Depressive symptoms occurred more often among patients with lower NSC indicating a negative correlation between depression and NSC. A separate study found that individuals who perceived a higher level of NSC had a lower rate of depression.36,37 These results indicate that NSC should be considered when taking measures to address depression among T2DM patients. As shown previously, depressive symptoms in this study were significantly associated with quality of life among T2DM patients.38 Egede and Ellis39 also found that depression was significantly associated with decreased quality of life among T2DM patients. In summary, NSC is positively associated with quality of life and so should be considered a protective factor for the quality of life of T2DM patients. Patients with low NSC are more likely to have depressive symptoms, which in turn results in poor quality of life. Logically speaking, individuals with good sleep quality appear to affect their psychological status and further to influence quality of life among T2DM patients in this study. Hence, in clinical, medical personnel could pay more attention to patients’ psychological health and lifestyle as well as physical health. However, this finding lacks prospective studies support, and further exploration is necessary in the future with a cohort study.

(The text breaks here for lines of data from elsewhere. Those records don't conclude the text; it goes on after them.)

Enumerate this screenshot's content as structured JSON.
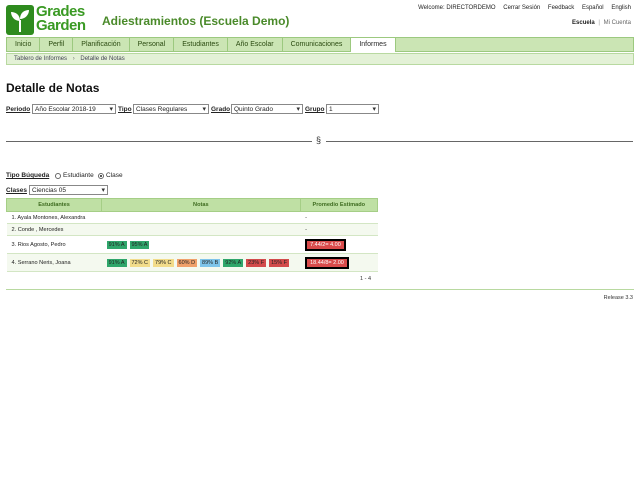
{
  "logo": {
    "line1": "Grades",
    "line2": "Garden"
  },
  "app_title": "Adiestramientos (Escuela Demo)",
  "top_links": {
    "welcome": "Welcome: DIRECTORDEMO",
    "logout": "Cerrar Sesión",
    "feedback": "Feedback",
    "spanish": "Español",
    "english": "English"
  },
  "school_links": {
    "school": "Escuela",
    "separator": "|",
    "account": "Mi Cuenta"
  },
  "nav": {
    "tabs": [
      "Inicio",
      "Perfil",
      "Planificación",
      "Personal",
      "Estudiantes",
      "Año Escolar",
      "Comunicaciones",
      "Informes"
    ],
    "active": "Informes"
  },
  "breadcrumb": {
    "root": "Tablero de Informes",
    "sep": "›",
    "current": "Detalle de Notas"
  },
  "page_title": "Detalle de Notas",
  "filters": {
    "periodo_label": "Periodo",
    "periodo_value": "Año Escolar 2018-19",
    "tipo_label": "Tipo",
    "tipo_value": "Clases Regulares",
    "grado_label": "Grado",
    "grado_value": "Quinto Grado",
    "grupo_label": "Grupo",
    "grupo_value": "1"
  },
  "section_sign": "§",
  "search_type": {
    "label": "Tipo Búqueda",
    "opt_student": "Estudiante",
    "opt_class": "Clase",
    "selected": "Clase"
  },
  "class_select": {
    "label": "Clases",
    "value": "Ciencias 05"
  },
  "table": {
    "headers": {
      "students": "Estudiantes",
      "notes": "Notas",
      "avg": "Promedio Estimado"
    },
    "rows": [
      {
        "name": "1. Ayala Montones, Alexandra",
        "notes": [],
        "avg": "-"
      },
      {
        "name": "2. Conde , Mercedes",
        "notes": [],
        "avg": "-"
      },
      {
        "name": "3. Rios Agosto, Pedro",
        "notes": [
          {
            "text": "91% A",
            "color": "#2fa66b"
          },
          {
            "text": "95% A",
            "color": "#2fa66b"
          }
        ],
        "avg": "7.44/2= 4.00"
      },
      {
        "name": "4. Serrano Neris, Joana",
        "notes": [
          {
            "text": "91% A",
            "color": "#2fa66b"
          },
          {
            "text": "72% C",
            "color": "#f2dc8a"
          },
          {
            "text": "79% C",
            "color": "#f2dc8a"
          },
          {
            "text": "60% D",
            "color": "#f0a06a"
          },
          {
            "text": "89% B",
            "color": "#7ec4ea"
          },
          {
            "text": "92% A",
            "color": "#2fa66b"
          },
          {
            "text": "23% F",
            "color": "#d24b4b"
          },
          {
            "text": "15% F",
            "color": "#d24b4b"
          }
        ],
        "avg": "18.44/8= 2.00"
      }
    ]
  },
  "pager": "1 - 4",
  "release": "Release 3.3",
  "colors": {
    "brand": "#3a9a24",
    "nav_bg": "#cbe5b4",
    "header_bg": "#bfe0a4"
  }
}
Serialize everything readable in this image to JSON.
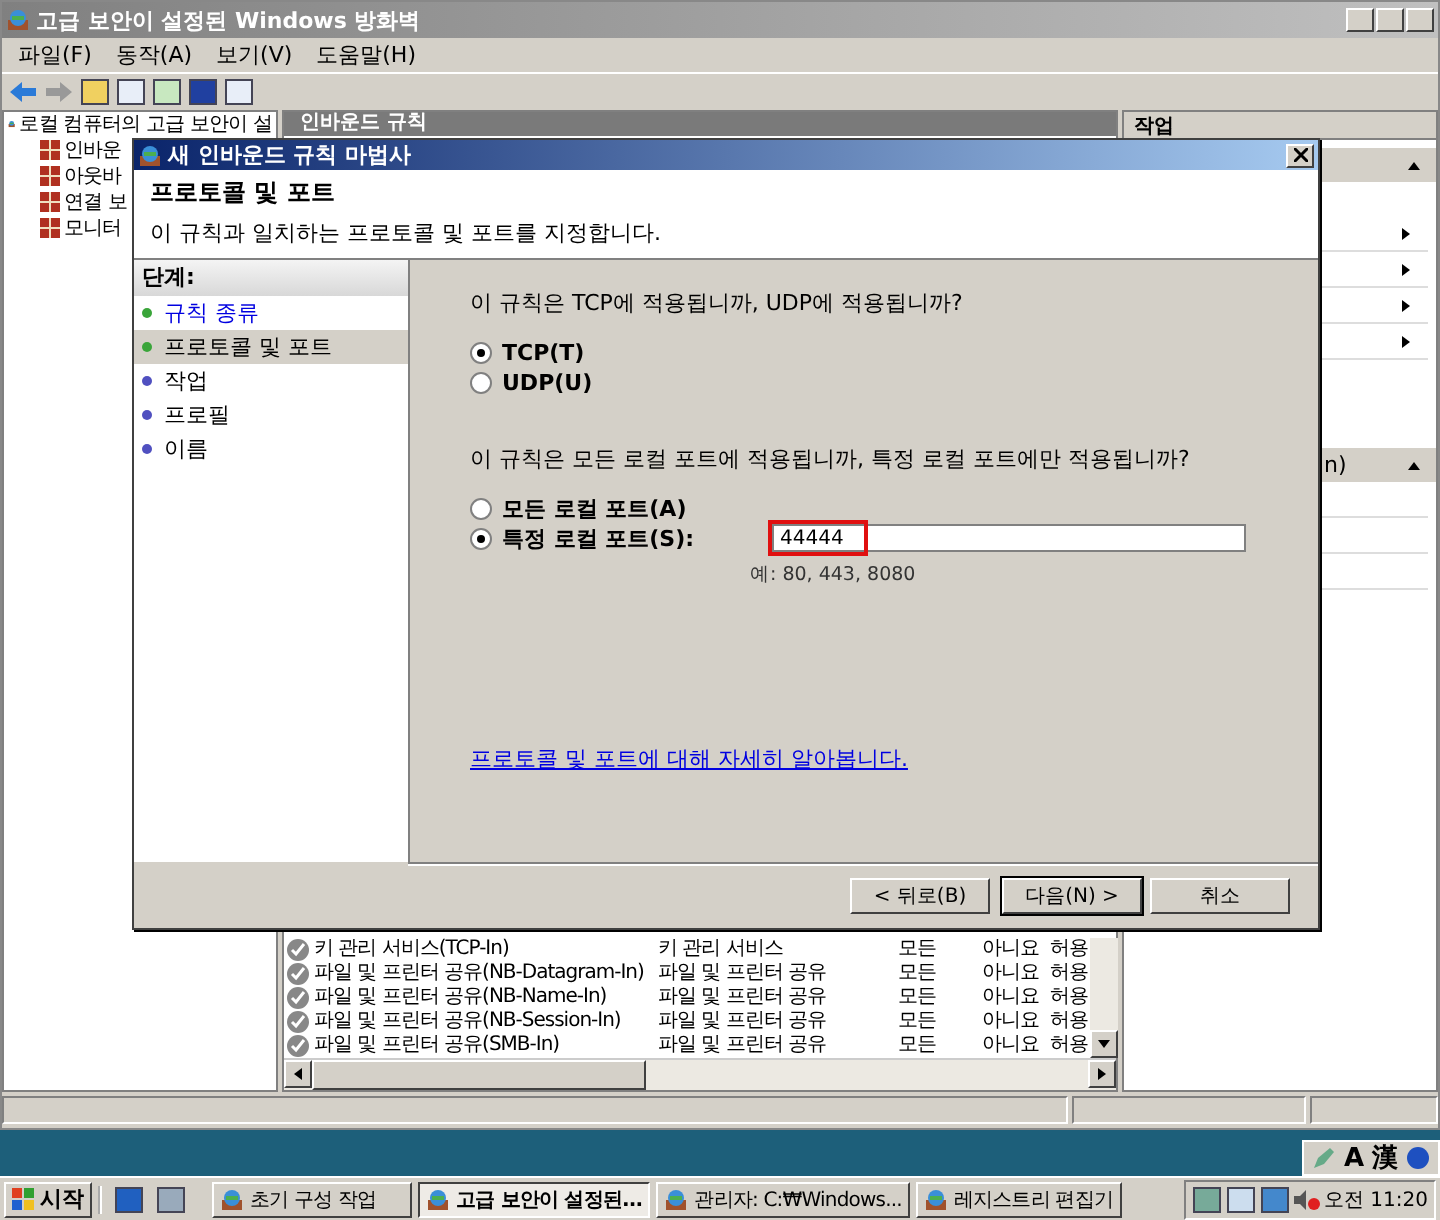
{
  "window": {
    "title": "고급 보안이 설정된 Windows 방화벽"
  },
  "menu": [
    "파일(F)",
    "동작(A)",
    "보기(V)",
    "도움말(H)"
  ],
  "tree": {
    "root": "로컬 컴퓨터의 고급 보안이 설",
    "children": [
      "인바운",
      "아웃바",
      "연결 보",
      "모니터"
    ]
  },
  "center": {
    "title": "인바운드 규칙",
    "rows": [
      {
        "name": "키 관리 서비스(TCP-In)",
        "group": "키 관리 서비스",
        "profile": "모든",
        "enabled": "아니요",
        "action": "허용"
      },
      {
        "name": "파일 및 프린터 공유(NB-Datagram-In)",
        "group": "파일 및 프린터 공유",
        "profile": "모든",
        "enabled": "아니요",
        "action": "허용"
      },
      {
        "name": "파일 및 프린터 공유(NB-Name-In)",
        "group": "파일 및 프린터 공유",
        "profile": "모든",
        "enabled": "아니요",
        "action": "허용"
      },
      {
        "name": "파일 및 프린터 공유(NB-Session-In)",
        "group": "파일 및 프린터 공유",
        "profile": "모든",
        "enabled": "아니요",
        "action": "허용"
      },
      {
        "name": "파일 및 프린터 공유(SMB-In)",
        "group": "파일 및 프린터 공유",
        "profile": "모든",
        "enabled": "아니요",
        "action": "허용"
      }
    ]
  },
  "actions_pane": {
    "title": "작업",
    "section_2": "n)"
  },
  "dialog": {
    "title": "새 인바운드 규칙 마법사",
    "heading": "프로토콜 및 포트",
    "subtitle": "이 규칙과 일치하는 프로토콜 및 포트를 지정합니다.",
    "steps_title": "단계:",
    "steps": [
      {
        "label": "규칙 종류",
        "kind": "link",
        "selected": false,
        "color": "#3aa53a"
      },
      {
        "label": "프로토콜 및 포트",
        "kind": "text",
        "selected": true,
        "color": "#3aa53a"
      },
      {
        "label": "작업",
        "kind": "text",
        "selected": false,
        "color": "#5050c0"
      },
      {
        "label": "프로필",
        "kind": "text",
        "selected": false,
        "color": "#5050c0"
      },
      {
        "label": "이름",
        "kind": "text",
        "selected": false,
        "color": "#5050c0"
      }
    ],
    "question_1": "이 규칙은 TCP에 적용됩니까, UDP에 적용됩니까?",
    "protocols": [
      {
        "label": "TCP(T)",
        "selected": true
      },
      {
        "label": "UDP(U)",
        "selected": false
      }
    ],
    "question_2": "이 규칙은 모든 로컬 포트에 적용됩니까, 특정 로컬 포트에만 적용됩니까?",
    "ports": [
      {
        "label": "모든 로컬 포트(A)",
        "kind": "plain",
        "selected": false
      },
      {
        "label": "특정 로컬 포트(S):",
        "kind": "field",
        "selected": true
      }
    ],
    "port_field": {
      "value": "44444",
      "hint": "예: 80, 443, 8080"
    },
    "link": "프로토콜 및 포트에 대해 자세히 알아봅니다.",
    "buttons": [
      {
        "label": "< 뒤로(B)",
        "default": false
      },
      {
        "label": "다음(N) >",
        "default": true
      },
      {
        "label": "취소",
        "default": false
      }
    ]
  },
  "language_bar": [
    "A",
    "漢"
  ],
  "taskbar": {
    "start": "시작",
    "tasks": [
      {
        "label": "초기 구성 작업",
        "selected": false
      },
      {
        "label": "고급 보안이 설정된...",
        "selected": true
      },
      {
        "label": "관리자: C:₩Windows...",
        "selected": false
      },
      {
        "label": "레지스트리 편집기",
        "selected": false
      }
    ],
    "clock": "오전 11:20"
  }
}
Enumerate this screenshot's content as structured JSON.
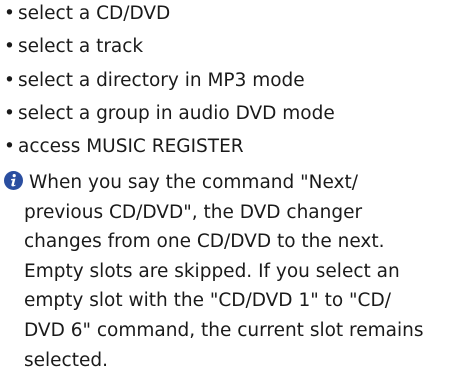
{
  "bullets": [
    "select a CD/DVD",
    "select a track",
    "select a directory in MP3 mode",
    "select a group in audio DVD mode",
    "access MUSIC REGISTER"
  ],
  "bullet_char": "•",
  "note": {
    "icon": "info-icon",
    "icon_color": "#2a4ea0",
    "lines": [
      "When you say the command \"Next/",
      "previous CD/DVD\", the DVD changer",
      "changes from one CD/DVD to the next.",
      "Empty slots are skipped. If you select an",
      "empty slot with the \"CD/DVD 1\" to \"CD/",
      "DVD 6\" command, the current slot remains",
      "selected."
    ]
  }
}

This study has several limitations. First, causal inferences between NSC and quality of life among T2DM patients cannot be made because of the study’s cross-sectional design. A prospective study will be required to confirm and extend these findings. Second, other potential mediators of the relationship between NSC and quality of life, such as illness perception, were not assessed. Third, the patients were from a single region, the Ning Province, so the findings may not be representative of individuals in other areas of China or in different countries.

Conclusions

This study shows that neighborhood social cohesion is positively associated with quality of life among T2DM patients, and depressive symptoms partly mediate this relationship. These findings provide primary evidence to better understand how NSC is related to the development of depressive symptoms in order to further improve the quality of life of T2DM patients. Clinicians should encourage patients to interact more with others to improve social capital, and in turn, maintain a good quality of life.

Funding

This work was supported by the research on hygienic appropriate technology of primary medical institutions in minority region (2013BAI05B01).

Disclosure

The authors report no conflicts of interest in this work.